Somewhere Alfred Hitchcock is smiling, for The Spanish Prisoner is the most deliciously labyrinthine homage to the master of suspense in recent years. David Mamet's new film features the writer-director's trademark staccato dialogue, but, as in his earlier House of Games, the film's stylized language (which can become wearying in some Mamet scripts) is matched with a confidence-scam plot that's almost dizzyingly complex, and is completely absorbing from start to finish.

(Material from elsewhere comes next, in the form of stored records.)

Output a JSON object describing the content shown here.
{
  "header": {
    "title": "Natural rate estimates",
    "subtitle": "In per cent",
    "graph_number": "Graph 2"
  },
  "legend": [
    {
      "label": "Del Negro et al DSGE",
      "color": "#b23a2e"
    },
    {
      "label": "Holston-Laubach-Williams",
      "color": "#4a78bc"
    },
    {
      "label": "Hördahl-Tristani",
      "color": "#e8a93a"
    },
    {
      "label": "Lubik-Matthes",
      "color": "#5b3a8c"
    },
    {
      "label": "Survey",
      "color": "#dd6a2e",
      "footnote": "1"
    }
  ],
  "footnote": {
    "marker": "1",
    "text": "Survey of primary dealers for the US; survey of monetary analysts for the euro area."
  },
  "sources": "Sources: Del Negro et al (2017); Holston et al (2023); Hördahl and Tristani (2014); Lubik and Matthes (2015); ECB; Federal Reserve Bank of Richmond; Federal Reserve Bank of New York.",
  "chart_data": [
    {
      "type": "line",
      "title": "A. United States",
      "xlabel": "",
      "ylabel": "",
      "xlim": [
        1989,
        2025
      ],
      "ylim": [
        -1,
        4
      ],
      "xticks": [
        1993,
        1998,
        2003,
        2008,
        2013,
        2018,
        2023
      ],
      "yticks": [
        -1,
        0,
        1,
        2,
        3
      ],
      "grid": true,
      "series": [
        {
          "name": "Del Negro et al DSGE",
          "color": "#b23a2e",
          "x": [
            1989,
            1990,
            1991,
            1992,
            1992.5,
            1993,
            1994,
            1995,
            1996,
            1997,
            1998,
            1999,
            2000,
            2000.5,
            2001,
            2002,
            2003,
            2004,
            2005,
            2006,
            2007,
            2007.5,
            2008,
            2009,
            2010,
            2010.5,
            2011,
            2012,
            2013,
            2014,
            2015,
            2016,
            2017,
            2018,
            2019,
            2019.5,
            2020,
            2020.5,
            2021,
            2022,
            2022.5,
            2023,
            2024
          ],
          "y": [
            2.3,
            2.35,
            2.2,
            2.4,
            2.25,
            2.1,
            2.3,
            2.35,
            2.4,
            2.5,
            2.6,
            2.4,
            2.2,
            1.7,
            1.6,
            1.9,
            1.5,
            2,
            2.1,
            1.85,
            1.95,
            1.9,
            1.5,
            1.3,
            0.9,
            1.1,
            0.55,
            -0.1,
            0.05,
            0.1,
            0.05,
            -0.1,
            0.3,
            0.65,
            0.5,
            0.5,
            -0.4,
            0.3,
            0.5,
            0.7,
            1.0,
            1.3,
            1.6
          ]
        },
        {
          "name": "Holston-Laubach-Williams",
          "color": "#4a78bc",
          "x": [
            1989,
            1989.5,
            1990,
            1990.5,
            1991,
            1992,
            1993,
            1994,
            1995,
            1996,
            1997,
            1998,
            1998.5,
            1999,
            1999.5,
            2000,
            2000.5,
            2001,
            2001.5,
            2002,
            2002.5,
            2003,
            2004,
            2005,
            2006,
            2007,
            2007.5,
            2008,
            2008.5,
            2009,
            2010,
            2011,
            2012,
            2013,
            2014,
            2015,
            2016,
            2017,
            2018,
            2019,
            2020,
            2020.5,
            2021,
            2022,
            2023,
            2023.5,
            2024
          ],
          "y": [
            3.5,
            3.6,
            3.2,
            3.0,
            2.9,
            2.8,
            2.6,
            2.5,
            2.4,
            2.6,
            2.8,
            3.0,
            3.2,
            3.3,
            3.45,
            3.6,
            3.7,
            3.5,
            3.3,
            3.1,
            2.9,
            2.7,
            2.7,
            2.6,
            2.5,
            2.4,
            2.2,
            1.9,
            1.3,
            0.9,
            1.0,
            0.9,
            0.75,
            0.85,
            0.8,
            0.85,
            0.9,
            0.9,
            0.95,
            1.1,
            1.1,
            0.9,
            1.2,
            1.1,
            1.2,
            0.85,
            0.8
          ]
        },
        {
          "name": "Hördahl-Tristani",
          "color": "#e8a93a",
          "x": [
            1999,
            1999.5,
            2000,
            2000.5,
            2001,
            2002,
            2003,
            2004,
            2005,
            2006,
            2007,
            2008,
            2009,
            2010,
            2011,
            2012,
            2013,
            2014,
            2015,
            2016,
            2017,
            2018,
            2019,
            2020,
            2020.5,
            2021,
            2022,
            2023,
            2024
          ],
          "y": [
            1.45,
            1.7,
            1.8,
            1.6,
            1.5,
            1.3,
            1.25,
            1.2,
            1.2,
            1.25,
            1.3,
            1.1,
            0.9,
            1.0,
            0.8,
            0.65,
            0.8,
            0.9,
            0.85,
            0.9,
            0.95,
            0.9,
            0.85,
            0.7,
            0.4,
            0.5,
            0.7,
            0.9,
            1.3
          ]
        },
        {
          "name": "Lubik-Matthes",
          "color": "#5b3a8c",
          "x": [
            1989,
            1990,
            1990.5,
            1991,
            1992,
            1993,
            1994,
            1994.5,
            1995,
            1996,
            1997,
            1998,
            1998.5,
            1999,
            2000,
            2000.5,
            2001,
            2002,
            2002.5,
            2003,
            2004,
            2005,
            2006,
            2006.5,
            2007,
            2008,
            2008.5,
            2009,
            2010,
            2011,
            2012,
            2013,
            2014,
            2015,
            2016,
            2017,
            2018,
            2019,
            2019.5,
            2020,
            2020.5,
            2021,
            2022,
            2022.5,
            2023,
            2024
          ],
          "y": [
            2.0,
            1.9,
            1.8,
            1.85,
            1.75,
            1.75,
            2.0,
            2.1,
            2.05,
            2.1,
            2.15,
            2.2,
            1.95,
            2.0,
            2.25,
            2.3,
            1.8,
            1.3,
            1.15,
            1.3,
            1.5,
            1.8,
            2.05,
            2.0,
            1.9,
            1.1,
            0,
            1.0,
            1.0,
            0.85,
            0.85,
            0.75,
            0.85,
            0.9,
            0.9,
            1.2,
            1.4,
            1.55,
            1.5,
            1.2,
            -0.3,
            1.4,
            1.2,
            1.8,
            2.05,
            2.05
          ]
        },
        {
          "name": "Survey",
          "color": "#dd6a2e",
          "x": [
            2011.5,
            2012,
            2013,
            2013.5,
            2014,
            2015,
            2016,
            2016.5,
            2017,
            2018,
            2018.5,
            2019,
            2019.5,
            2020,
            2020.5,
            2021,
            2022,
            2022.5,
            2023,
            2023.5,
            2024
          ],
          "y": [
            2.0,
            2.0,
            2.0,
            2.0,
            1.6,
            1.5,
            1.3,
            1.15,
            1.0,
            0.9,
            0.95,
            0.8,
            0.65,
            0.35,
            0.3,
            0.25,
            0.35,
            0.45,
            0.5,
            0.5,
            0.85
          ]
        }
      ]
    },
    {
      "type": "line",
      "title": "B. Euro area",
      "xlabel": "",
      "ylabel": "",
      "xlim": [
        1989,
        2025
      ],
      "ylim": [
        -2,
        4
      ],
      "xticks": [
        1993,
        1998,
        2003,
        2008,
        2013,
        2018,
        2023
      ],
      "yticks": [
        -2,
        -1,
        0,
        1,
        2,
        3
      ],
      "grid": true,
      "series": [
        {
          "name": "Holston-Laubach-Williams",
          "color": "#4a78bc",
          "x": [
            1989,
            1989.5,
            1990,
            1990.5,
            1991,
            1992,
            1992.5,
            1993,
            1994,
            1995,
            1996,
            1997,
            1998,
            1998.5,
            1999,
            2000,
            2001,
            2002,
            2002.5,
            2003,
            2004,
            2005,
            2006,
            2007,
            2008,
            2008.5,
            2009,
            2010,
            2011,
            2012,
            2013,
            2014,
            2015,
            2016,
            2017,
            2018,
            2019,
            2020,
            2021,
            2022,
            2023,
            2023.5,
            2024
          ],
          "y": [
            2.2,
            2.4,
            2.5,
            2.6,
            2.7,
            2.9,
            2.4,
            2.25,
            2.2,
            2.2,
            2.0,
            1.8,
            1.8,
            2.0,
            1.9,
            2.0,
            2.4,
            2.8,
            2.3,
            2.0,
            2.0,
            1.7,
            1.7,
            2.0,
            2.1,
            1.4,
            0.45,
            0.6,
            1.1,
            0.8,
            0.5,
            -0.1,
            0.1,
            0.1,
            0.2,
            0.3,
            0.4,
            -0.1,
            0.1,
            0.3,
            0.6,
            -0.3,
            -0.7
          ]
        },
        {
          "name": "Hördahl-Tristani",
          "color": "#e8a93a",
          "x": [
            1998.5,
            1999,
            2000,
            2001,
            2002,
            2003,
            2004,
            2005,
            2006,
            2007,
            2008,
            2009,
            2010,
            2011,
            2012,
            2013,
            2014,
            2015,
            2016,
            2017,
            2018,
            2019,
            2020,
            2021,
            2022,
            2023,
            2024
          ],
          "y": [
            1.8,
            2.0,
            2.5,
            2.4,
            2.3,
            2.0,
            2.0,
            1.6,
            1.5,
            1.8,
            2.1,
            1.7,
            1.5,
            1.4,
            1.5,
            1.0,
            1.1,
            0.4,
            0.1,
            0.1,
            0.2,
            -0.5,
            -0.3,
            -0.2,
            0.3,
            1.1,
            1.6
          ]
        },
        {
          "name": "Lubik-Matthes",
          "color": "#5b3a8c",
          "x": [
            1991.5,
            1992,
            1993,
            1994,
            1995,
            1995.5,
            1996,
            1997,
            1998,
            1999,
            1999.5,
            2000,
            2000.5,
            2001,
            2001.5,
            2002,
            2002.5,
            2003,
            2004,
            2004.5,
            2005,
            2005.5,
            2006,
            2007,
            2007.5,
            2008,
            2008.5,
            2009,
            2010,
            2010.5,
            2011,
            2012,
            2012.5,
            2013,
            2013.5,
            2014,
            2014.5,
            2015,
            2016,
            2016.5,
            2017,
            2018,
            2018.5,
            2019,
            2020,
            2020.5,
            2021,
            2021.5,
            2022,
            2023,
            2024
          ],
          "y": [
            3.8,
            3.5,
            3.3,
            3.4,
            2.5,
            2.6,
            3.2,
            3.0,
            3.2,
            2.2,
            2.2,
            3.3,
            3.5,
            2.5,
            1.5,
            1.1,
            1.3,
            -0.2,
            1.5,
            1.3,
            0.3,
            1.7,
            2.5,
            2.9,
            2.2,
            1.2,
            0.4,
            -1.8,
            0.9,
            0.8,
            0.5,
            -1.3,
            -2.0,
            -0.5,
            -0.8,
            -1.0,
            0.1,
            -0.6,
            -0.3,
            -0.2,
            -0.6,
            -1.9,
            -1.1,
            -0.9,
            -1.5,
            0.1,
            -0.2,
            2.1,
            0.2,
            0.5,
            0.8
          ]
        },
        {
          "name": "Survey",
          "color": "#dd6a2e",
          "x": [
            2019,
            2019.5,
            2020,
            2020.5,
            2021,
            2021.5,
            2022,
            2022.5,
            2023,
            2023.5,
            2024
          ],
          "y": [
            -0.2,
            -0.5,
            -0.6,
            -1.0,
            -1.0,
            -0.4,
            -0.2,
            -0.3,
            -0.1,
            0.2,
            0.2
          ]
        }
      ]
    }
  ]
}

Mamet has found the perfect fall guy in Campbell Scott, who plays up his handsome Boy Scout charmer image as Joe Ross, a young, ambitious businessman invited by his boss Klein (Ben Gazzara) to the (fictitious) isle of St. Estephe in the Caribbean to introduce 'The Process,' which is some sort of secret scientific breakthrough he invented that will make his company (and presumably him) very rich. Ross hasn't yet been told exactly how he will be compensated, and his cynical buddy George Lang (Ricky Jay) has put the notion in his head that if he has to wait for an upcoming board meeting, he'll be left holding the bag. Accompanying Joe to the island is faithful secretary Susan (Rebecca Pidgeon), who's carrying a torch for the young shining star. While taking photos with Susan on the beach, Joe is approached by suave Jimmy Dell (Steve Martin), who offers him $1,000 for his camera as he thinks the shutterbug might have just snapped him in the act of infidelity. Slightly miffed by the offer, Joe decides to give Dell the camera for nothing, and he ultimately takes a liking to the sophisticated stranger. When asked to take a package back to New York to deliver to Dell's sister, he readily complies.

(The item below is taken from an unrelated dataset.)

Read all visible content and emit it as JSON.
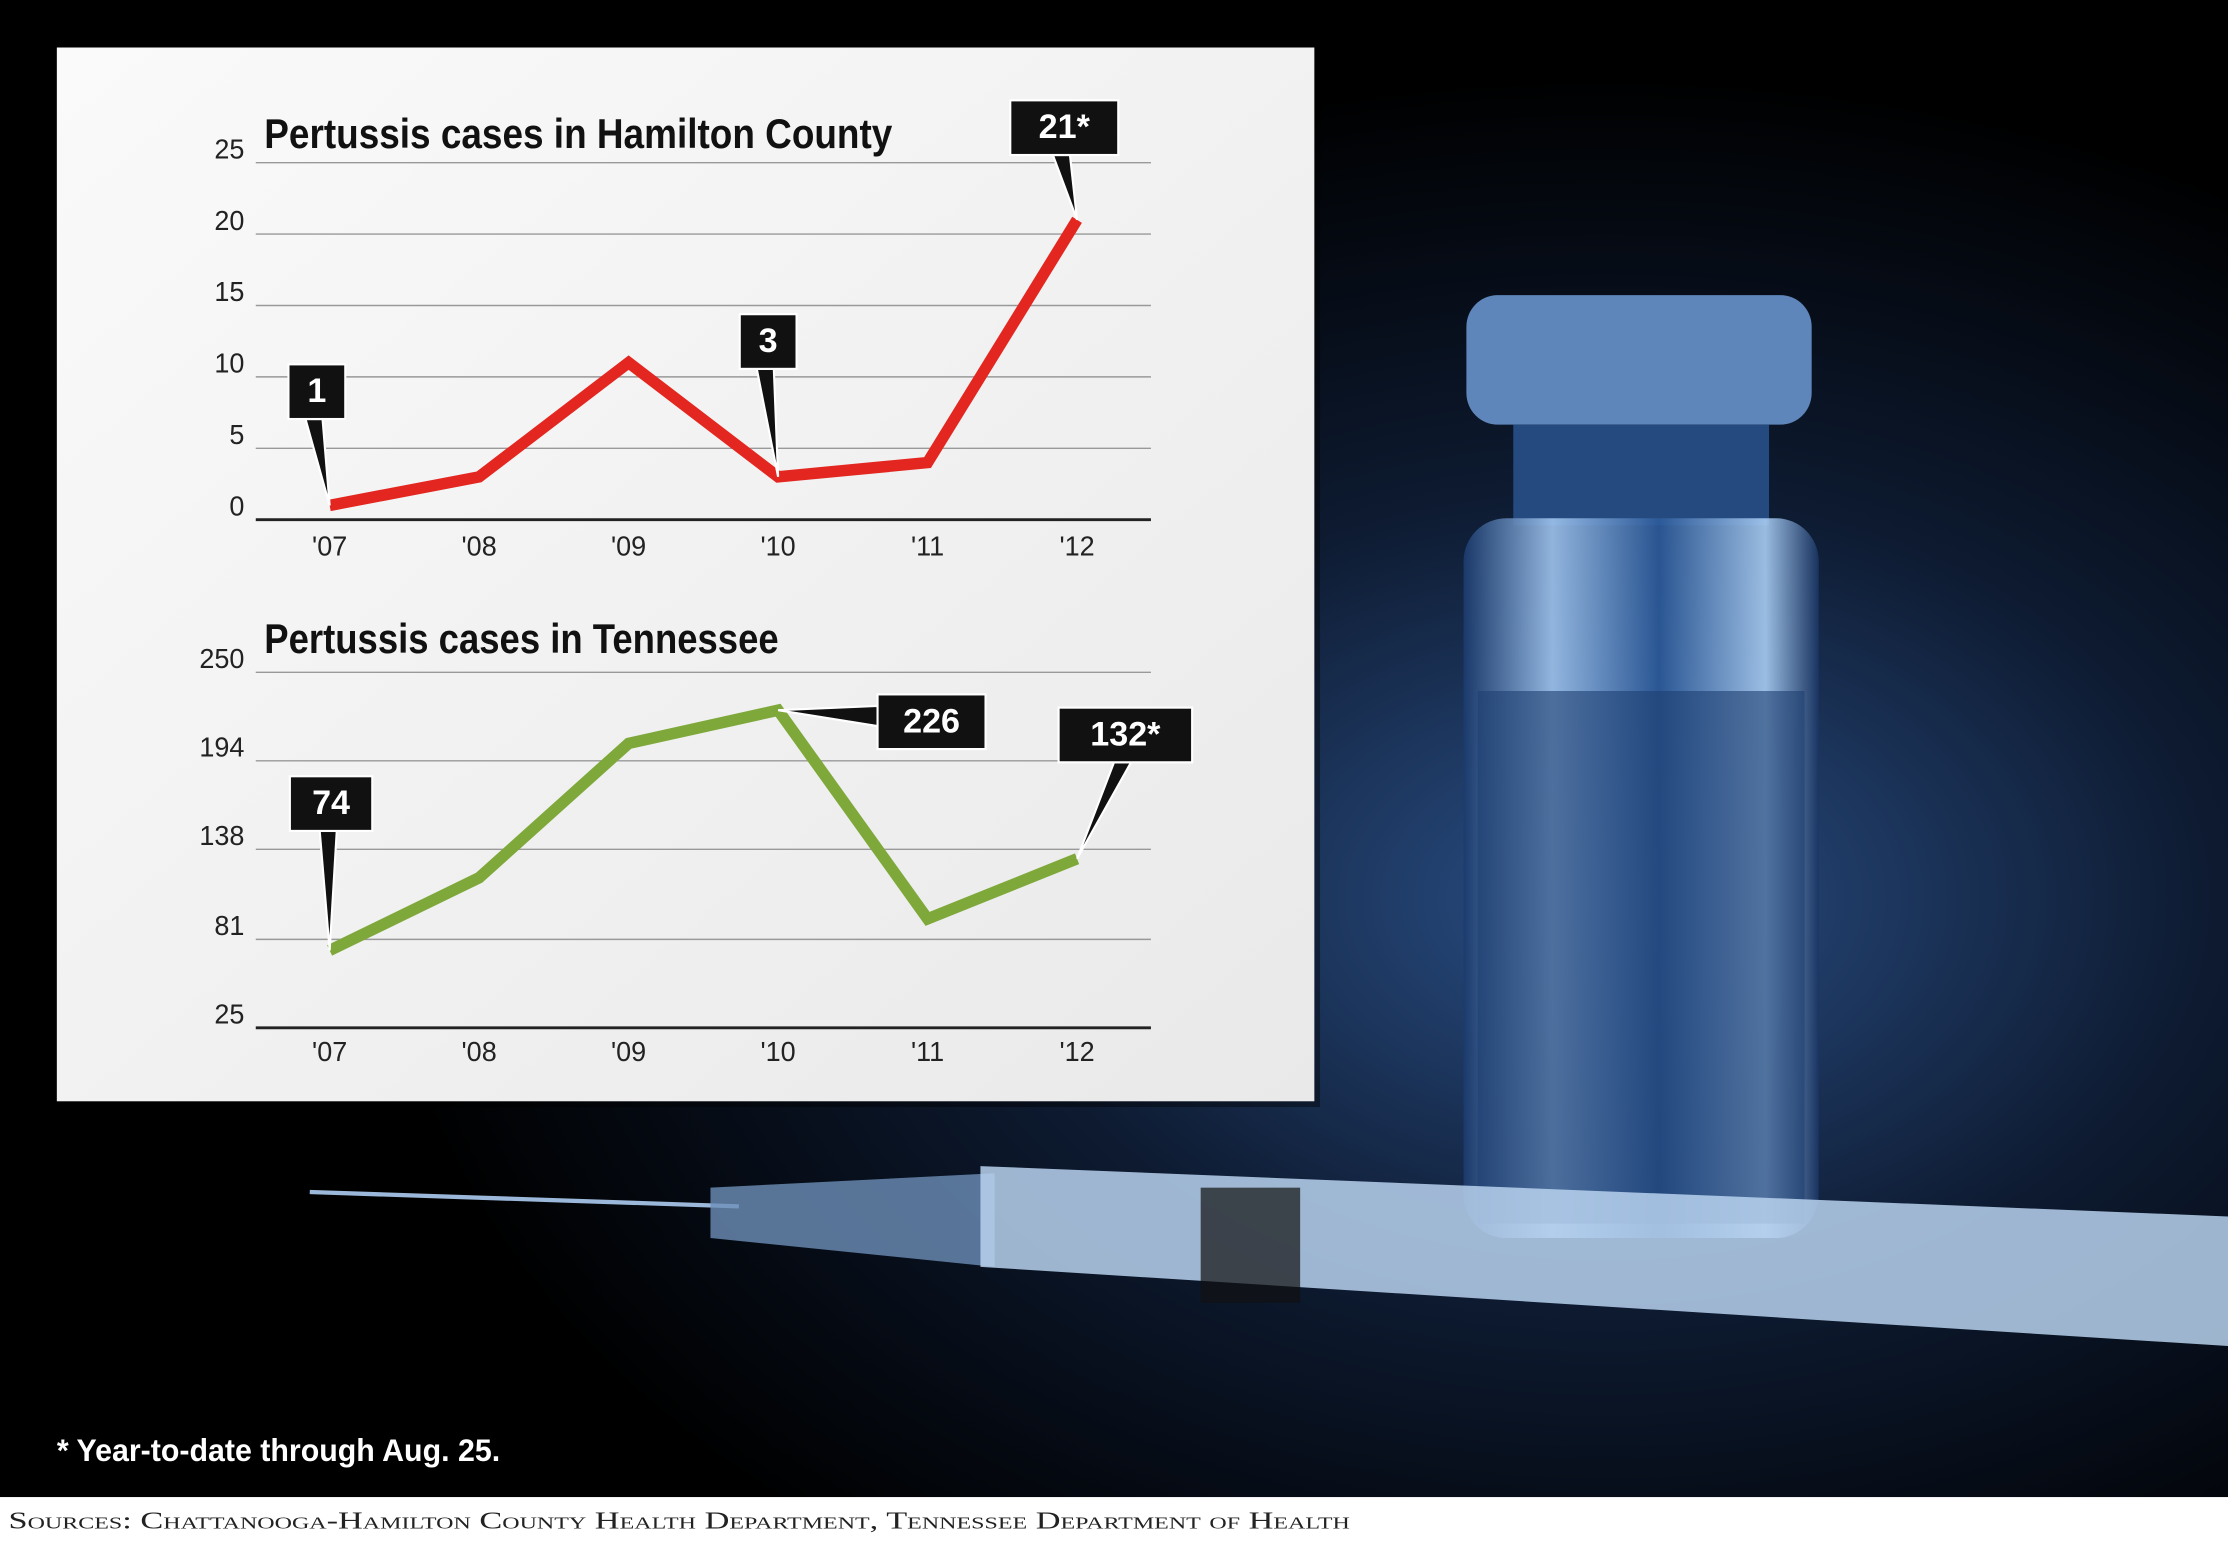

On the plane ride back to the States, Susan asks Joe the film's signature question: 'Who in the world is what they seem?' Joe's curiosity gets the best of him, and he retreats to the plane's bathroom to unwrap Dell's gift, which turns out to be a first edition of Budge on Tennis. (The tennis theme echoes Strangers on a Train, as does a later scene which features a carousel as a rendezvous point. The film's other obvious Hitchcock reference point is The Man Who Knew Too Much.) Back in New York, Joe decides to entrust Dell with his fears about being less than amply rewarded for 'The Process,' and Dell offers to get Joe in touch with a copyright lawyer to protect his rights. The film then becomes an exercise in 'who can you trust?' and once Joe realizes he's the pawn in a vicious game, he finds the answer is nobody, though it's an answer he must learn the hard way-and several times.

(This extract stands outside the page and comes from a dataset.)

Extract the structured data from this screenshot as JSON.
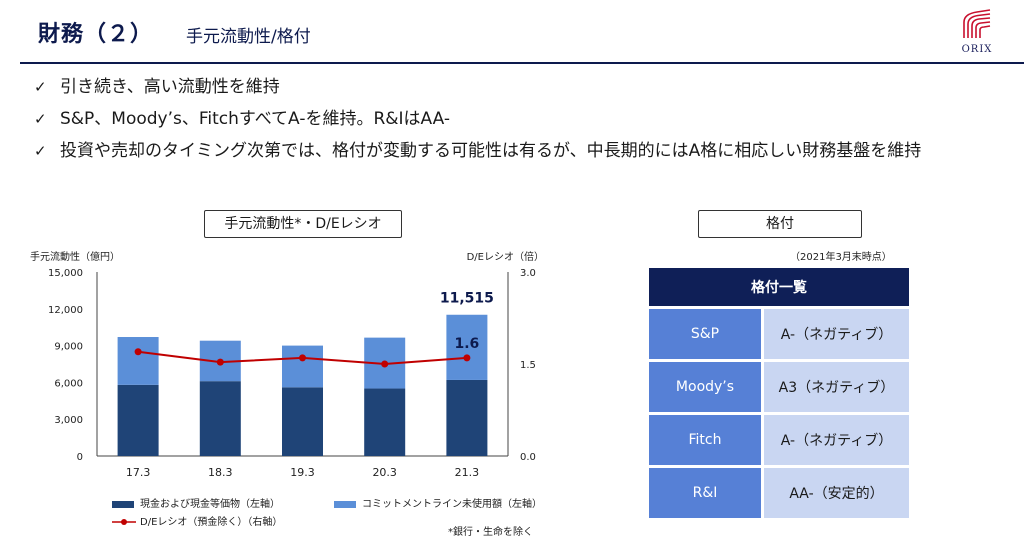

The centerpiece scam in Mamet's twisting, tense tale finds Joe falling victim to one of the world's oldest confidence games known as 'The Spanish Prisoner,' but to reveal more about the plot would be a disservice. 'The Process' and the business of the company in question is a classic Hitchcockian red herring-it's not important to understand why the formula is so valuable, but only that it's worth stealing at all costs (in a typically macabre touch, 'Someone Talked!' screams the poster that adorns Joe's company's reception area). One of Mamet's tenets holds that you can't con an honest man, and that confidence games play on their victim's pride and ego. To that end, Campbell Scott elicits just the right amount of youthful vanity, which gradually crumbles as he gets increasingly entrapped in the scheme to play him for a fool. Martin's supremely cool, calculatingly menacing turn as the enigmatic Jimmy Dell neatly contrasts Scott's golden-boy image. The strong supporting cast features fine work from Rebecca Pidgeon as the secretary who's more than what she seems, and Ricky Jay as Joe's platitude-spouting sidekick. ('Worry is like interest paid in advance on a debt that never comes due' is typical of his many Mamet-speak one-liners.) Barbara Tulliver's editing is crisp-the pacing never flags for a moment-and Carter Burwell's score is fabulously moody and evocative. When Joe's seeming pal Jimmy offers that 'people aren't that complicated...good people, bad people, they generally look like what they are,' you have to laugh-after all, this is a Mamet film, and in his world things are never that easy.